We all know exactly how this gig ends. Or we think we do. There can only be one finale to Cyndi Lauper’s farewell tour set, soundtracking the streamer explosions garlanding a sea of upheld phones – Girls Just Want to Have Fun, a female-forward anthem from 1983 that hasn’t left hits radio playlists since.
Originally written by Robert Hazard, the song was refashioned by Lauper into a paean to women’s pleasure and freedom. It staked a claim to living life in brightly hued contrast to the lives her mother, her aunts, their female neighbours in Queens, New York – and many of their Sicilian foremothers – had put up with. The dancers in the video intentionally featured a range of ethnicities, the conga line dragged in a diverse array of party people and passersby. Everyone wanted fun, the track screamed. Everyone deserved choice and autonomy over how they spent their time.

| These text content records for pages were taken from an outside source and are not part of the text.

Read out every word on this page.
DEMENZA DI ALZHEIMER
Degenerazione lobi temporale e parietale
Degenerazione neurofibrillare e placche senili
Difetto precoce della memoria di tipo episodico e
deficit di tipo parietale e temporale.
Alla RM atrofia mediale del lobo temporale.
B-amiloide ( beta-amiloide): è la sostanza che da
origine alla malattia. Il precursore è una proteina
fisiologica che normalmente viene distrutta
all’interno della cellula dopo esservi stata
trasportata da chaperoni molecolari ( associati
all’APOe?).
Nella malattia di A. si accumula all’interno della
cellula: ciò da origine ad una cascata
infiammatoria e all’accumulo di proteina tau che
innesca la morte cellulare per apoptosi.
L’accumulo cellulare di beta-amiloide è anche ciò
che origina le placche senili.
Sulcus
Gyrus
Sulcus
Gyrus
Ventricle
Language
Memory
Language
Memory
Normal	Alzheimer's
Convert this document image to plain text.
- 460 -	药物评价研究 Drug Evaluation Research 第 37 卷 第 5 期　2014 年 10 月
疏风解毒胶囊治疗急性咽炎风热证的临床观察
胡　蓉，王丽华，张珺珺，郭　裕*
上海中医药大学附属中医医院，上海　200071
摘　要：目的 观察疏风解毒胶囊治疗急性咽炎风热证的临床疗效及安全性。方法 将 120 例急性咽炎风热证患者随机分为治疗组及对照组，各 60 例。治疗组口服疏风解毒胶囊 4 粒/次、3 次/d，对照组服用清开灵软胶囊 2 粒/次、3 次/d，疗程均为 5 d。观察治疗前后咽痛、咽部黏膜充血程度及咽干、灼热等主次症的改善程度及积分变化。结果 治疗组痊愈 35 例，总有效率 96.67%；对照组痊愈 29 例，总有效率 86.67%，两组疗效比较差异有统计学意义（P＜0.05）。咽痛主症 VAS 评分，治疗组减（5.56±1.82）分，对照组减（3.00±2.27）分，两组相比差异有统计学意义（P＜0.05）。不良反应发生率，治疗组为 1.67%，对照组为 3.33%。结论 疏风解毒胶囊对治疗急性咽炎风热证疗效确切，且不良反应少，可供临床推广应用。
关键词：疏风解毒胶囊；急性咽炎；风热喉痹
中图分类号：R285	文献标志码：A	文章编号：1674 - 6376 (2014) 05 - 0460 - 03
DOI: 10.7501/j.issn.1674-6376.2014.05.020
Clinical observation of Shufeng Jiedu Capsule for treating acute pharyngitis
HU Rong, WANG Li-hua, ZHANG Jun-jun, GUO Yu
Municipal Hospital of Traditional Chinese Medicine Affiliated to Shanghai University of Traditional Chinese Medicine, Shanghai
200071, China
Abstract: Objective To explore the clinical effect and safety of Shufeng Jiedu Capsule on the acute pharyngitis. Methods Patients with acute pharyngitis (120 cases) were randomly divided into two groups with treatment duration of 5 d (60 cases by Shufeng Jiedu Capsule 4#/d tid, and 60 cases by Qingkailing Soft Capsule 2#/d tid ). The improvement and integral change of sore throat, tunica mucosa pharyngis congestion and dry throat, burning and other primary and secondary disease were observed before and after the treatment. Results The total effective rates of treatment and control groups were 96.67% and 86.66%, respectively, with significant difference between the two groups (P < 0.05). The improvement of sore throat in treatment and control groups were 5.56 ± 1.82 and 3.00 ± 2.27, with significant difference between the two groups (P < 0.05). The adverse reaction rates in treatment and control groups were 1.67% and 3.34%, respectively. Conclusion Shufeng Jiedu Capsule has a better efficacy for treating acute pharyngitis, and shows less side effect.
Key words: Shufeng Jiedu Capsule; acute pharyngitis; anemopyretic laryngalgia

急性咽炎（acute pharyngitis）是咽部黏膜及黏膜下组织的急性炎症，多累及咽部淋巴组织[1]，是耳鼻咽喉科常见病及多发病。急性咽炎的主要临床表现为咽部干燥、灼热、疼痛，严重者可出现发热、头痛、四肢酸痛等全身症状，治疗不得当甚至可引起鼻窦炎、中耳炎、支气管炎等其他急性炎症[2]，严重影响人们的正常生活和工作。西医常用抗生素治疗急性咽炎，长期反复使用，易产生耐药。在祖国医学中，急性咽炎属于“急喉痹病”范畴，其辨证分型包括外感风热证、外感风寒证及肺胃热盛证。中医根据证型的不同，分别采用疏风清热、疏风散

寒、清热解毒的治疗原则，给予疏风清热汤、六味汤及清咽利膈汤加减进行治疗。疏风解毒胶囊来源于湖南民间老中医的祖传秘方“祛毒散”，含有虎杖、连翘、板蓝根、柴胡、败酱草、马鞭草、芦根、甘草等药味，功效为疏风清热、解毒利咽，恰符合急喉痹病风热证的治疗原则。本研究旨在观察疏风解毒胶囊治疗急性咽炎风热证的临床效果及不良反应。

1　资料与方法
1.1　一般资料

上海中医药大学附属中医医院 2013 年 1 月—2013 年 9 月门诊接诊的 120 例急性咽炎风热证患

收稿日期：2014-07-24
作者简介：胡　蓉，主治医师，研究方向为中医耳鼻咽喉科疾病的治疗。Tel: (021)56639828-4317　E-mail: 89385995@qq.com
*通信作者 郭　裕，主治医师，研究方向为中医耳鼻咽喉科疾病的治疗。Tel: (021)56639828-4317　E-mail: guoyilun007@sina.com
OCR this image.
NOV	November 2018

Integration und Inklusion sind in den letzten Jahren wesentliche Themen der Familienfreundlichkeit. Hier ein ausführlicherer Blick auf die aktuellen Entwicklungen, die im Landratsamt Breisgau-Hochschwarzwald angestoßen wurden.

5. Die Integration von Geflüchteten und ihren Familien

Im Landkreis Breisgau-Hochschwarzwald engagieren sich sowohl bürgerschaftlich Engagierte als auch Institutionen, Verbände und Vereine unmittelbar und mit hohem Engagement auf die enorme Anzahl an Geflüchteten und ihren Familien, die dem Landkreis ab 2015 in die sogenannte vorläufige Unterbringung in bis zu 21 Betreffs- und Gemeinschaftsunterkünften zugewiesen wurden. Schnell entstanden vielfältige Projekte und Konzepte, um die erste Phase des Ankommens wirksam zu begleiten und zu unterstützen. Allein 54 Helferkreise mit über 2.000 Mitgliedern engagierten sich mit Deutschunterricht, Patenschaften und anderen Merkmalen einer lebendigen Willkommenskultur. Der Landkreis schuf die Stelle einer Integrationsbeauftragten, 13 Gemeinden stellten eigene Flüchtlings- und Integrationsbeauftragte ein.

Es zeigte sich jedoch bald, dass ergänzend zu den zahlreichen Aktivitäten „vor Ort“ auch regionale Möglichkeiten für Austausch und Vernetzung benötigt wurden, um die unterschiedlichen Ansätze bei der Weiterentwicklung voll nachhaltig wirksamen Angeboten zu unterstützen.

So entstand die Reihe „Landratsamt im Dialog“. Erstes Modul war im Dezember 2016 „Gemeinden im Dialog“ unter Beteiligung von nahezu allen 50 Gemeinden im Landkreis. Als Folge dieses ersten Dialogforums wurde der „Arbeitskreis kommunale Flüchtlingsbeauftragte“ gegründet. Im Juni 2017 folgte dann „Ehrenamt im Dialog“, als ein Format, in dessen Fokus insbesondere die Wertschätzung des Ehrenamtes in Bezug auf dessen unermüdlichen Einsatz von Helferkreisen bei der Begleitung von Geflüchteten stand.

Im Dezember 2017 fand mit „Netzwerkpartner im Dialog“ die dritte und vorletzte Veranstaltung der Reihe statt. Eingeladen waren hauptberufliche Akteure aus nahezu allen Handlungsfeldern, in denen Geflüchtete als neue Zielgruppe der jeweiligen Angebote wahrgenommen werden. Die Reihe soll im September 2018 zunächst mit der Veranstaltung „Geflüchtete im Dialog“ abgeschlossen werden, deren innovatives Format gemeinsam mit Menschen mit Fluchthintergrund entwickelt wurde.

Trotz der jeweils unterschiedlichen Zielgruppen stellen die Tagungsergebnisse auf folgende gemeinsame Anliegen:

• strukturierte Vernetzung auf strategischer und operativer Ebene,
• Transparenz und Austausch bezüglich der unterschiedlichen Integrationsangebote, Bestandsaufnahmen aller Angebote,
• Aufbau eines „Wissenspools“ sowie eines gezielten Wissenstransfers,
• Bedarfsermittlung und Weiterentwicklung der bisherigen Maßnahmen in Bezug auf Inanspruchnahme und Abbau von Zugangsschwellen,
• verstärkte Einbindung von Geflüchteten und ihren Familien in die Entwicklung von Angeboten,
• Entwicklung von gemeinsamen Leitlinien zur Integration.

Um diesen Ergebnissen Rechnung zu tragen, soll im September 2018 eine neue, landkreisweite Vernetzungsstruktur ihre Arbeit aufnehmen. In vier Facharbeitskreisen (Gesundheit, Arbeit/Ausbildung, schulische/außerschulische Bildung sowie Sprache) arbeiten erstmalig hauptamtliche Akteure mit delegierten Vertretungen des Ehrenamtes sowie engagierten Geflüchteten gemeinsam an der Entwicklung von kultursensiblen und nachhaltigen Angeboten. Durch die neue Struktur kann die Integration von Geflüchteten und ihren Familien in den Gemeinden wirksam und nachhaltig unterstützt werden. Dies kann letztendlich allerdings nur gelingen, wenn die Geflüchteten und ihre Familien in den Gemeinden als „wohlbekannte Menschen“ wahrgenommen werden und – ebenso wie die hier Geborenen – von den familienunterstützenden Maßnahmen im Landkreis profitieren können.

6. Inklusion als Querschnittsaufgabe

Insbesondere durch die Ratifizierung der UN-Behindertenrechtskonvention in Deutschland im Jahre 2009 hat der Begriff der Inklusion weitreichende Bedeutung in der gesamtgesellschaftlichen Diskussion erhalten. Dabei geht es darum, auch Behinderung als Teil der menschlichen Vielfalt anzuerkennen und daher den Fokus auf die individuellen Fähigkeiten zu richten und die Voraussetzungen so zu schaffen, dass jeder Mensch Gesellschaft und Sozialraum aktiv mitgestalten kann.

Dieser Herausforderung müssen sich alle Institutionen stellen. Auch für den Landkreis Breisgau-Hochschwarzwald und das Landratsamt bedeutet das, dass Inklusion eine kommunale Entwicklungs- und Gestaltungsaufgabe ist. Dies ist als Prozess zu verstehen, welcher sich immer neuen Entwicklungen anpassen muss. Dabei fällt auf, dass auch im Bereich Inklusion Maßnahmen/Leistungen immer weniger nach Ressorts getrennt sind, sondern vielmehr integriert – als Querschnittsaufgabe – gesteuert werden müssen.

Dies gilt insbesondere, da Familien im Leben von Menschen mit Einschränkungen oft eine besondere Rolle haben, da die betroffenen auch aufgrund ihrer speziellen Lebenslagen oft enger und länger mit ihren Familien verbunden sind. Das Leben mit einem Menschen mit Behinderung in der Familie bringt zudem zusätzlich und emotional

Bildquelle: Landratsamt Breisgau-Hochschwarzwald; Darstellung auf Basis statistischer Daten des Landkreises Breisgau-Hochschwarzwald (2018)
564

Tonight, Girls Just Want to Have Fun does yet more uplifting, managing to fulfil its cheery remit while throwing in even more substance. Giant red and white polka dots dominate the visuals, from the video screens to the band’s outfits, in tribute to Yayoi Kusama. A fellow colourful outlier from the art world, she is one of a handful of visual artists woven into the tour’s fabric.
Lauper explains how for years Kusama was misunderstood. (She had mounted a protest installation outside the Venice Biennale in 1966, and was finally chosen to represent Japan there many years later.) As the track unfurls, fellow outrageous dresser Boy George turns up to duet with Lauper. The night ends far less like an I Heart the 80s revue, however, than a rally. “Girls just want to have their fundamental rights!” yells Lauper. “Everyone wants to have their fundamental rights!” The crowd chant it back at her. Lurid-coloured wigs on sale tonight support her women’s reproductive health care fund of the same name.
A night with the Grammy, Emmy and Tony award-winning singer, then, is about far more than just a nostalgic romp through the hits. There are anecdotes about her theatre productions (a stage musical of Working Girl is due in the UK hopefully in 2027, she says). There’s a particularly funny fourth wall-breaking costume change broadcast from backstage, where wigs and wardrobe assail Lauper as she tries to talk about accidentally killing a goldfish. Someone offers her sushi.
The tunes everyone knows from her debut album, 1983’s She’s So Unusual, and its follow-up, True Colors (1986), are here, of course – sung in a lower register than in the 80s, but powerful nonetheless. The set kicks off with another hit: She Bop, Lauper’s playful ode to masturbation. That video also featured staunchly Catholic mum and aunties, who only found out the true nature of the “danger zone” that she was “messing with” afterwards.
Soon, When You Were Mine arrives – a Prince cover that she made her own. Lauper kept the pronouns as they were written, effectively singing about the breakdown of a queer throuple in long-ago 1983 (“I never was the kind to make a fuss,” the song goes, “when he was there, sleeping in between the two of us”).
Near the end, True Colors – a song of consolation that became an LGBTQ+ anthem – finds Lauper dancing with a giant airborne rainbow-coloured scarf on a B-stage, an adapted “air fountain” work by the installation artist Daniel Wurtzel. “They can write diversity out of the books but they can’t write it out of what we are,” she concludes tonight. Again, Lauper has turned words to activism. True Colors United, co-founded in 2008 by the singer, tackles homelessness among queer youth.
Refreshingly, at such notionally slick and sanitised arena scale, there is human error tonight too. Lauper forgets to do a song. She is clearly mortified. She gets so involved telling us things – how one chapter in your life does not define you, how she sought therapy because she fell in love with a man called David after having ended a long relationship with her former manager, also named David – that she misses her Wanda Jackson cover, Funnel of Love.
But Lauper chatting – throwing off her wig, clambering into yet another get-up – is just as compelling as her holding a note. The preamble to one of her lesser-known outings, Sally’s Pigeons, explains how the song is about a young friend who died after a backstreet abortion. She underlines that in parts of the US now, women no longer have the autonomy over their own bodies that men have. “I never thought at this age I’d be fighting, again, for these freedoms,” she notes.
Her energy for the fight, and much else, remains reassuringly high, even if she is bowing out of performing gigs. Towards the end, during Money Changes Everything, she writhes around on the ground, fanned with a towel by one of her longtime backing singers. She delivers many of her songs with a swagger tonight, often singing just behind the beat, working to her own rhythm. After all, as one of her hits, Time After Time, puts it, “the drum beats out of time” – not Lauper.